La progression ininterrompue du prix de base au Marché du porc breton (MPB) depuis le 17 février dernier a pris fin le 10 octobre 2022. Sur cette période, la référence est passée de 1,272 à 2,053 €/kg. Elle s’est depuis repliée pendant plus d’un mois, dans le sillage des autres cotations européennes, avant de se stabiliser à 1,810 €/kg, le 14 novembre.

- Le prix du porc en France s’est repliée pendant plus d’un mois, dans le sillage des autres cotations européennes.

Le MPB dépeint un contexte de "hausse saisonnière des offres et de demande insuffisante, impactée par une inflation qui semble devenue incontrôlable". À l’échelle européenne, "la demande des abatteurs est peu dynamique, comme celle des maillons plus en aval", confirme Elisa Husson, ingénieure d’études économiques à l’Institut du porc (Ifip).

La Chine a moins acheté en Europe

Le commerce avec les pays tiers ne permet pas de compenser l’accalmie sur le marché communautaire.
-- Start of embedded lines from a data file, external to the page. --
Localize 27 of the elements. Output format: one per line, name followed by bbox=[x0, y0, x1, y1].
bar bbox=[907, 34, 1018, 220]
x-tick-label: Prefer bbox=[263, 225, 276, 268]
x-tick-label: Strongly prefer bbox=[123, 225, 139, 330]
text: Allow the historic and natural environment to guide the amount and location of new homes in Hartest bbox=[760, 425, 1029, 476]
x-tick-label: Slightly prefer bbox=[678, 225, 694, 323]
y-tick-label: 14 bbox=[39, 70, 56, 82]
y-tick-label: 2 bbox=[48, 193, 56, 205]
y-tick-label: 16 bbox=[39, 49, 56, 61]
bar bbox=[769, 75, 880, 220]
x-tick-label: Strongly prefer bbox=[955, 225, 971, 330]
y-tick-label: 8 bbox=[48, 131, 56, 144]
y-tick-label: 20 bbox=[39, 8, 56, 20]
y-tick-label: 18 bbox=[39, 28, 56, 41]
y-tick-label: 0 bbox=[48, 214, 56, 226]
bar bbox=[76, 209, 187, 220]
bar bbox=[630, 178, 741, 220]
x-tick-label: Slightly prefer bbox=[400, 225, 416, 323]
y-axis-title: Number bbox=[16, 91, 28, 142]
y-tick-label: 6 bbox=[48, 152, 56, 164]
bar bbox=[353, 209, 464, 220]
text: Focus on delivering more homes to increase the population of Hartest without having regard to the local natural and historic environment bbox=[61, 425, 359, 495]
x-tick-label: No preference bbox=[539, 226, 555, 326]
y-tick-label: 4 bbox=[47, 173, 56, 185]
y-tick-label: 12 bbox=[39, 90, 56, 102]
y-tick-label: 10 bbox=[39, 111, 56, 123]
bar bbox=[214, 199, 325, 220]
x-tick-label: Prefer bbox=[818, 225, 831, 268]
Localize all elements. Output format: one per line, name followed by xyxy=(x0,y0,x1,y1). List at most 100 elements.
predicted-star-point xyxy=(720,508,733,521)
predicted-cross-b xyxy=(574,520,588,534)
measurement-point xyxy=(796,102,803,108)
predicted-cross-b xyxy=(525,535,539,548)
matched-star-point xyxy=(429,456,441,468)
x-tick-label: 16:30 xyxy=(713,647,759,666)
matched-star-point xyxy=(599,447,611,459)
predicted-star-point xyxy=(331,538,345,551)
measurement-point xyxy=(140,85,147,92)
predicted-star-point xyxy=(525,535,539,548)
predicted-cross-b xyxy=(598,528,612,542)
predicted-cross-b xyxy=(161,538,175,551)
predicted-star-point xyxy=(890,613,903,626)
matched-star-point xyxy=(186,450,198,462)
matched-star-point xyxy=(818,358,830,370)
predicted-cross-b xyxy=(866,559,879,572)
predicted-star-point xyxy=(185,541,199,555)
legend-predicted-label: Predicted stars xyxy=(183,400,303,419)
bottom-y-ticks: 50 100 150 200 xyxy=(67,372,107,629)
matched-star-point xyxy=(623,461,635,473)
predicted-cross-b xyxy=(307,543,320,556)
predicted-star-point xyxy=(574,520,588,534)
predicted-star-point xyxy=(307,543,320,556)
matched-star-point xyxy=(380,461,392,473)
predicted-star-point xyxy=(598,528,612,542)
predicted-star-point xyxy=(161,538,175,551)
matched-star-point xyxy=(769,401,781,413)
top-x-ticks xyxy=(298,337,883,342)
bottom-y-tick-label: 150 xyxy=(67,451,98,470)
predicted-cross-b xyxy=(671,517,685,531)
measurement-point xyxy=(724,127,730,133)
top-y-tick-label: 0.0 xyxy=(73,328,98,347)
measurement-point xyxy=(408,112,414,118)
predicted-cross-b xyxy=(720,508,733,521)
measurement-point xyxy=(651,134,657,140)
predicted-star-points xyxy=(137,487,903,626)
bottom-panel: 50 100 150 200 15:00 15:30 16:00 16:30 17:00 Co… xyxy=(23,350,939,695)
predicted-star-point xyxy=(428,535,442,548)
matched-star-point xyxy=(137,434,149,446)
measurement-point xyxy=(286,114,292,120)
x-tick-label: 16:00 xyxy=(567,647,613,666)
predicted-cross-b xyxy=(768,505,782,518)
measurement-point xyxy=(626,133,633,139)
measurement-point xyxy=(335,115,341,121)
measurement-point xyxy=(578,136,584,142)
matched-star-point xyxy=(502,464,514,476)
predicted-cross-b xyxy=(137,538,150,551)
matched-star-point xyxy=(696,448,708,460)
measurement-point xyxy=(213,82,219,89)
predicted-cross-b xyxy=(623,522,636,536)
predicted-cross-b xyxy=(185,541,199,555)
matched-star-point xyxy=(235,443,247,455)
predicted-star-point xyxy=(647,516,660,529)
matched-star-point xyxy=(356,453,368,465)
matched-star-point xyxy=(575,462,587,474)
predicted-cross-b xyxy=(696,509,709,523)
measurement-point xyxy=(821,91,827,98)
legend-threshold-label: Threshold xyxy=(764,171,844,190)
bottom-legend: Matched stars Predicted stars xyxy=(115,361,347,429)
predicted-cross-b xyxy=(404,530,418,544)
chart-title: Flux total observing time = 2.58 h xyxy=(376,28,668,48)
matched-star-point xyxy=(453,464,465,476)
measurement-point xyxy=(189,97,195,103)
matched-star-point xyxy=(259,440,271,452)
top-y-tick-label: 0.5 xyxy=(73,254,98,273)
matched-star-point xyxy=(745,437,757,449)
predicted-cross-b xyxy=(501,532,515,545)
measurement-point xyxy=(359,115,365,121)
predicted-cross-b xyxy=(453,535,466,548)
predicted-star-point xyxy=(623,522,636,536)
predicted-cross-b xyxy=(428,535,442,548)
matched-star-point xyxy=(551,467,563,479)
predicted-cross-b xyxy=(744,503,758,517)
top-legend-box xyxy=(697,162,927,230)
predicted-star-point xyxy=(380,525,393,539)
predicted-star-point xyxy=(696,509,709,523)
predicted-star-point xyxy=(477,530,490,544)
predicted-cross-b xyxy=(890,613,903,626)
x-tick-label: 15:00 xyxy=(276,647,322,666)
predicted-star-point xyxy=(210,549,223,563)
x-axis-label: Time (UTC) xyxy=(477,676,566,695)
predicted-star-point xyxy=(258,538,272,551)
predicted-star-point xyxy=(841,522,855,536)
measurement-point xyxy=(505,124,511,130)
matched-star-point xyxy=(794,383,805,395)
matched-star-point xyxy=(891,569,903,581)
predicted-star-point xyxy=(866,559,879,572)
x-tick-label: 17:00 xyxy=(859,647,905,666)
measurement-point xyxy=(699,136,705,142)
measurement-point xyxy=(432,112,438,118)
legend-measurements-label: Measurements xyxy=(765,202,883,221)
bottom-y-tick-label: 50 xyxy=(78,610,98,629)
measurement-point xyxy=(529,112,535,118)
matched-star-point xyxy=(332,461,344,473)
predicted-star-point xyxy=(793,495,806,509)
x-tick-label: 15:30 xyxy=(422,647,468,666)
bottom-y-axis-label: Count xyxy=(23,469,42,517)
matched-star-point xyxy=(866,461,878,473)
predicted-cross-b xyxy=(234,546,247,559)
D’après Eurostat, en cumul de janvier à août 2022, les exportations européennes de viande porcine (1) ont reculé de 20,8 % par rapport à la même période en 2021. Ce repli est essentiellement imputable à la chute de 54 % des volumes envoyés en Chine, qui représente encore 31,4 % du commerce hors Union européenne.

- Les exportations européennes de viande porcine ont nettement reculé sur les huit premiers mois de l'année 2022, par rapport à la même période de 2021.

Toutefois, sur cette période, d’autres destinations asiatiques se sont avérées plus porteuses, telles que les Philippines (+37,4 % en volume par rapport à 2021), le Japon (+35,5 %), ou encore la Corée du Sud (+53,2 %). D’après l’Ifip, la négociation d’un accord de régionalisation vis-à-vis de la peste porcine africaine (PPA) entre l’Union européenne et la Corée du Sud pourrait améliorer la situation du marché porcin européen.

Recul de l’offre

D’autant que sur le Vieux Continent, l’offre est en nette baisse dans la plupart des bassins producteurs. La Commission européenne anticipe un recul de 5 % de la production de viande de porc en 2022. "L’Allemagne, la Pologne, la Belgique, la Roumanie et l’Italie sont les plus touchés", pointe Bruxelles. D’après l’Ifip, le cheptel danois est aussi en déclin. "Le nombre de truies est au plus bas avec 1,15 million de têtes, un niveau jamais atteint depuis 1995."

En France, depuis le début de l’année, les abattages reculent de l’ordre de 2,5 %, "se situant en deçà de la consommation", constate Agreste, le service de la statistique du ministère de l’Agriculture. De quoi soutenir les importations, mais aussi le prix du porc. À cet égard, Pascal Le Duot, directeur du MPB, se veut plutôt optimiste pour les prochains mois, "même si les charges en élevage, telles que l’aliment et l’énergie, demeurent très élevées", souligne-t-il.

(1) hors envois vers le Royaume-Uni.